Stärken von sozioökonomisch benachteiligten Studierenden anerkennen bringt bessere Noten
21. Oktober 2024Langzeit-Experiment zeigt, dass gesellschaftliche Narrative Einfluss auf Leistungen haben
Die Psychologin Christina Bauer von der Universität Wien und ihr internationales Team zeigen in ihrer neuen Studie, welchen Einfluss Narrative auf das Selbstbild von Studierenden und deren Leistung haben können. Die Wissenschafter*innen haben sozioökonomisch schwächer gestellten Studierenden umgekehrte Narrative präsentiert: Statt sie als schwach darzustellen, haben sie deren Stärken hervorgehoben. So konnten sie zeigen, dass dadurch das Selbstbewusstsein jener Studierenden gehoben werden konnte und sie sogar bessere Noten schrieben. Die Studie wurde aktuell im Fachmagazin Social Psychological and Personality Science publiziert.

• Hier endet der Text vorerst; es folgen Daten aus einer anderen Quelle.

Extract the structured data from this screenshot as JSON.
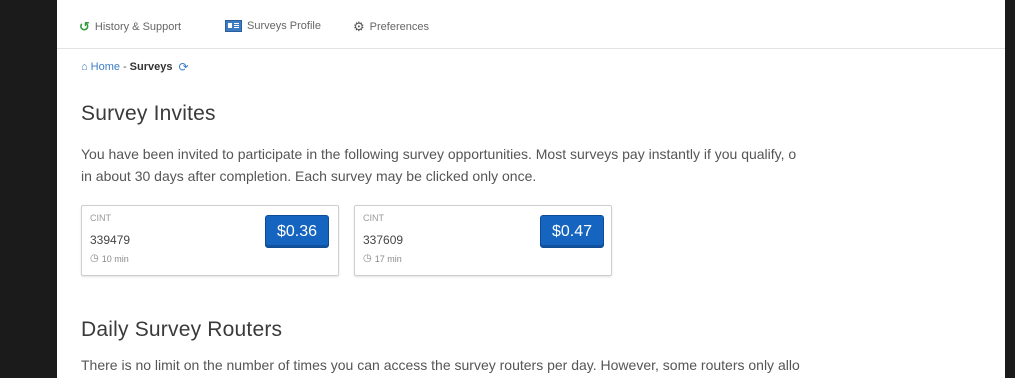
{
  "nav": {
    "items": [
      {
        "label": "History & Support",
        "icon": "history-icon"
      },
      {
        "label": "Surveys Profile",
        "icon": "profile-card-icon"
      },
      {
        "label": "Preferences",
        "icon": "gear-icon"
      }
    ]
  },
  "breadcrumb": {
    "home": "Home",
    "separator": "-",
    "current": "Surveys"
  },
  "invites": {
    "title": "Survey Invites",
    "description_line1": "You have been invited to participate in the following survey opportunities. Most surveys pay instantly if you qualify, o",
    "description_line2": "in about 30 days after completion. Each survey may be clicked only once.",
    "cards": [
      {
        "provider": "CINT",
        "id": "339479",
        "time": "10 min",
        "price": "$0.36"
      },
      {
        "provider": "CINT",
        "id": "337609",
        "time": "17 min",
        "price": "$0.47"
      }
    ]
  },
  "routers": {
    "title": "Daily Survey Routers",
    "description": "There is no limit on the number of times you can access the survey routers per day. However, some routers only allo"
  },
  "colors": {
    "accent": "#3c7cc4",
    "price_button": "#1565c0",
    "history_icon": "#2e9a3c",
    "frame": "#1b1b1b"
  }
}
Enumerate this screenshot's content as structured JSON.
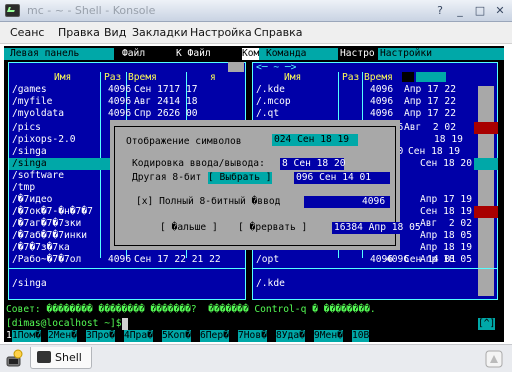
{
  "window": {
    "title": "mc - ~ - Shell - Konsole",
    "buttons": [
      "?",
      "_",
      "□",
      "✕"
    ]
  },
  "menu": [
    "Сеанс",
    "Правка",
    "Вид",
    "Закладки",
    "Настройка",
    "Справка"
  ],
  "mc_menubar": {
    "left_panel": "Левая панель",
    "file": "Файл",
    "command": "Ком",
    "command2": "Команда",
    "k_file": "К Файл",
    "settings": "Настро",
    "settings2": "Настройки"
  },
  "left_panel": {
    "path_bar": "",
    "headers": [
      "Имя",
      "Раз",
      "Время",
      "я"
    ],
    "rows": [
      {
        "name": "/games",
        "size": "4096",
        "time": "Сен 1717 17"
      },
      {
        "name": "/myfile",
        "size": "4096",
        "time": "Авг 2414 18"
      },
      {
        "name": "/myoldata",
        "size": "4096",
        "time": "Спр 2626 00"
      },
      {
        "name": "/pics",
        "size": "",
        "time": ""
      },
      {
        "name": "/pixops-2.0",
        "size": "",
        "time": ""
      },
      {
        "name": "/singa",
        "size": "",
        "time": ""
      },
      {
        "name": "/software",
        "size": "",
        "time": ""
      },
      {
        "name": "/tmp",
        "size": "",
        "time": ""
      },
      {
        "name": "/�7идео",
        "size": "",
        "time": ""
      },
      {
        "name": "/�7ок�7-�н�7�7",
        "size": "",
        "time": ""
      },
      {
        "name": "/�7аг�7�7зки",
        "size": "",
        "time": ""
      },
      {
        "name": "/�7аб�7�7инки",
        "size": "",
        "time": ""
      },
      {
        "name": "/�7�7з�7ка",
        "size": "",
        "time": ""
      },
      {
        "name": "/Рабо~�7�7ол",
        "size": "4096",
        "time": "Сен 17 22 21 22"
      }
    ],
    "footer": "/singa"
  },
  "right_panel": {
    "path_bar": "<─ ~ ─>",
    "headers": [
      "Имя",
      "Раз",
      "Время"
    ],
    "rows": [
      {
        "name": "/.kde",
        "size": "4096",
        "time": "Апр 17 22"
      },
      {
        "name": "/.mcop",
        "size": "4096",
        "time": "Апр 17 22"
      },
      {
        "name": "/.qt",
        "size": "4096",
        "time": "Апр 17 22"
      },
      {
        "name": "",
        "size": "096",
        "time": "Авг  2 02"
      },
      {
        "name": "",
        "size": "",
        "time": "18 19"
      },
      {
        "name": "",
        "size": "980",
        "time": "Сен 18 19"
      },
      {
        "name": "",
        "size": "",
        "time": "Сен 18 20"
      },
      {
        "name": "",
        "size": "",
        "time": "Апр 17 19"
      },
      {
        "name": "",
        "size": "4096",
        "time": "Сен 18 19"
      },
      {
        "name": "",
        "size": "",
        "time": "Авг  2 02"
      },
      {
        "name": "",
        "size": "",
        "time": "Апр 18 05"
      },
      {
        "name": "",
        "size": "",
        "time": "Апр 18 19"
      },
      {
        "name": "",
        "size": "4096",
        "time": "Апр 18 05"
      },
      {
        "name": "/opt",
        "size": "4096",
        "time": "Сен 14 01"
      }
    ],
    "footer": "/.kde"
  },
  "dialog": {
    "title": "Отображение символов",
    "encoding_label": "Кодировка ввода/вывода:",
    "other_label": "Другая 8-бит",
    "select_button": "[ Выбрать ]",
    "checkbox": "[x] Полный 8-битный �ввод",
    "more_button": "[ �альше ]",
    "interrupt_button": "[ �рервать ]",
    "ghost_1": "024 Сен 18 19",
    "ghost_2": "8 Сен 18 20",
    "ghost_3": "096 Сен 14 01",
    "ghost_4": "4096",
    "ghost_5": "16384 Апр 18 05"
  },
  "hint": "Совет: �������� �������� �������?  ������� Control-q � ��������.",
  "prompt": "[dimas@localhost ~]$",
  "prompt_tag": "[^]",
  "fkeys": [
    "1Пом�",
    "2Мен�",
    "3Про�",
    "4Пра�",
    "5Коп�",
    "6Пер�",
    "7Нов�",
    "8Уда�",
    "9Мен�",
    "10В"
  ],
  "tab": {
    "label": "Shell"
  },
  "colors": {
    "panel_blue": "#0000a8",
    "highlight_cyan": "#00a8a8",
    "dialog_gray": "#a8a8a8",
    "hint_green": "#54fc54",
    "red": "#a80000"
  }
}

Sozioökonomisch benachteiligte Menschen zeigen oft viel Stärke im Umgang mit ihren Herausforderungen – so etwa auch Studierende aus klassischen Arbeiter-Milieus, die Studium und Arbeit aus finanziellen Gründen verbinden müssen und ohne akademischen Background in der Familie ihren Weg durch die Uni finden müssen. Oft geraten diese Stärken in Vergessenheit, wenn über sozial benachteiligte Menschen gesprochen wird. Benachteiligte Menschen, werden stattdessen als "sozial schwach" bezeichnet – ein gewolltes Narrativ, denn tatsächlich ist das soziale System schwach, weil es nicht in der Lage ist, adäquat zu unterstützen, nicht aber die Menschen. "Wir wissen schon aus früheren Studien, dass benachteiligte Menschen oft weniger Vertrauen in ihre eigenen Fähigkeiten haben als andere. Jetzt haben wir uns gezielt die Effekte von unterschiedlichen Narrativen über ‚soziale Schwäche‘ angesehen", so Bauer.

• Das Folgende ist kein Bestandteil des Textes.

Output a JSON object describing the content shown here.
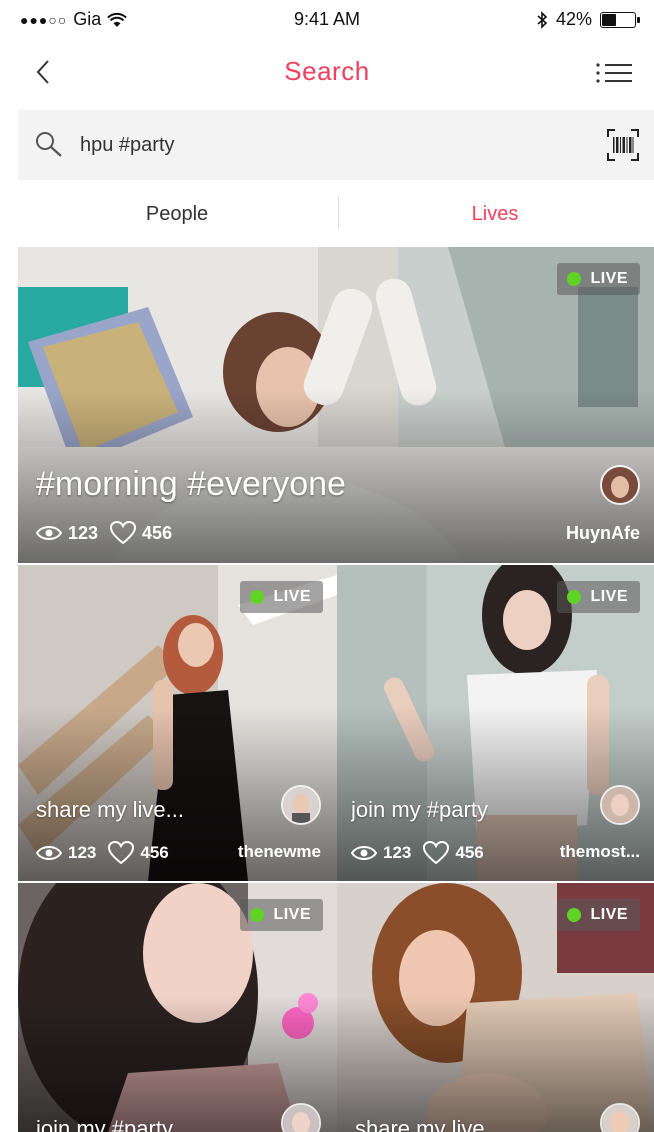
{
  "status_bar": {
    "signal": "●●●○○",
    "carrier": "Gia",
    "time": "9:41 AM",
    "battery_percent": "42%",
    "battery_level": 0.42
  },
  "nav": {
    "title": "Search"
  },
  "search": {
    "value": "hpu #party"
  },
  "tabs": [
    {
      "label": "People",
      "active": false
    },
    {
      "label": "Lives",
      "active": true
    }
  ],
  "colors": {
    "accent": "#f0405d",
    "live_dot": "#5fd424"
  },
  "cards": [
    {
      "badge": "LIVE",
      "title": "#morning #everyone",
      "views": "123",
      "likes": "456",
      "user": "HuynAfe"
    },
    {
      "badge": "LIVE",
      "title": "share my live...",
      "views": "123",
      "likes": "456",
      "user": "thenewme"
    },
    {
      "badge": "LIVE",
      "title": "join my #party",
      "views": "123",
      "likes": "456",
      "user": "themost..."
    },
    {
      "badge": "LIVE",
      "title": "join my #party"
    },
    {
      "badge": "LIVE",
      "title": "share my live"
    }
  ]
}
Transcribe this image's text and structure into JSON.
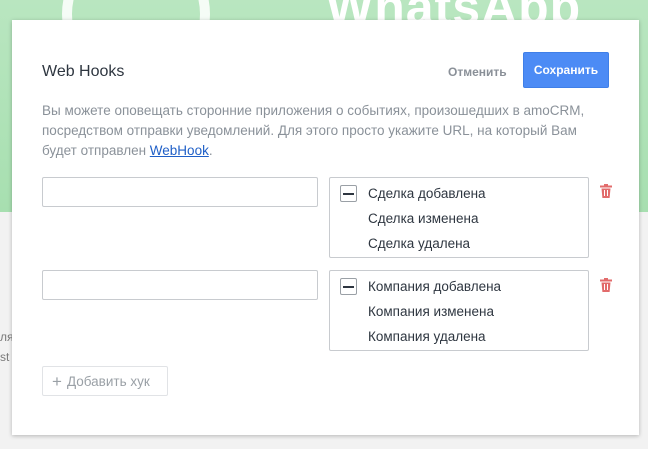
{
  "background": {
    "title": "WhatsApp",
    "side_text": [
      "ля",
      "st"
    ]
  },
  "modal": {
    "title": "Web Hooks",
    "cancel_label": "Отменить",
    "save_label": "Сохранить",
    "description_text": "Вы можете оповещать сторонние приложения о событиях, произошедших в amoCRM, посредством отправки уведомлений. Для этого просто укажите URL, на который Вам будет отправлен ",
    "description_link": "WebHook",
    "description_end": ".",
    "hooks": [
      {
        "url": "",
        "events": [
          "Сделка добавлена",
          "Сделка изменена",
          "Сделка удалена"
        ]
      },
      {
        "url": "",
        "events": [
          "Компания добавлена",
          "Компания изменена",
          "Компания удалена"
        ]
      }
    ],
    "add_hook_label": "Добавить хук"
  },
  "colors": {
    "accent": "#4c8bf5",
    "trash": "#e26b6b",
    "link": "#1f5fc7",
    "banner": "#a7dfb0"
  },
  "icons": [
    "collapse-toggle-icon",
    "trash-icon",
    "plus-icon"
  ]
}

Um die Wirkung von solchen Narrativen zu untersuchen, haben Bauer und Kolleg*innen von der Uni Wien, der Stanford University und Northwestern University Defizit-Narrative in Experimenten umgedreht: Statt benachteiligte Personen als schwach darzustellen, haben Forscher*innen einen Text entwickelt, der die oft vergessenen Stärken von benachteiligten Personen hervorhebt: Darin werden etwa das Durchhaltevermögen, Problemlösefähigkeiten und Stärke im Umgang mit Herausforderungen hervorgehoben. Dieser Text wurde dann sozial benachteiligten US-amerikanischen Studierenden vorgelegt. Jene Studierenden wurden dazu ermutigt, ihre eigenen Stärken zu reflektieren, die sie im Umgang mit erlebten Herausforderungen gezeigt haben. Im Vergleich zu einer zufällig zugewiesenen Kontrollgruppe zeigte sich, dass diese einfache Übung das Selbstbewusstsein von benachteiligten Studierenden erhöhen konnte.
In einem zweiten Langzeit-Experiment an einer US-amerikanischen Universität konnten die Wissenschafter*innen zeigen, dass dieses verbesserte Selbstbewusstsein auch Konsequenzen für die Leistungsfähigkeit der Studierenden hatte: Studierende, die über die Stärken nachdachten, die sie durch ihren sozioökonomischen Hintergrund erworben hatten, zeigten über ein ganzes Semester hinweg bessere Noten in ihrem Studium.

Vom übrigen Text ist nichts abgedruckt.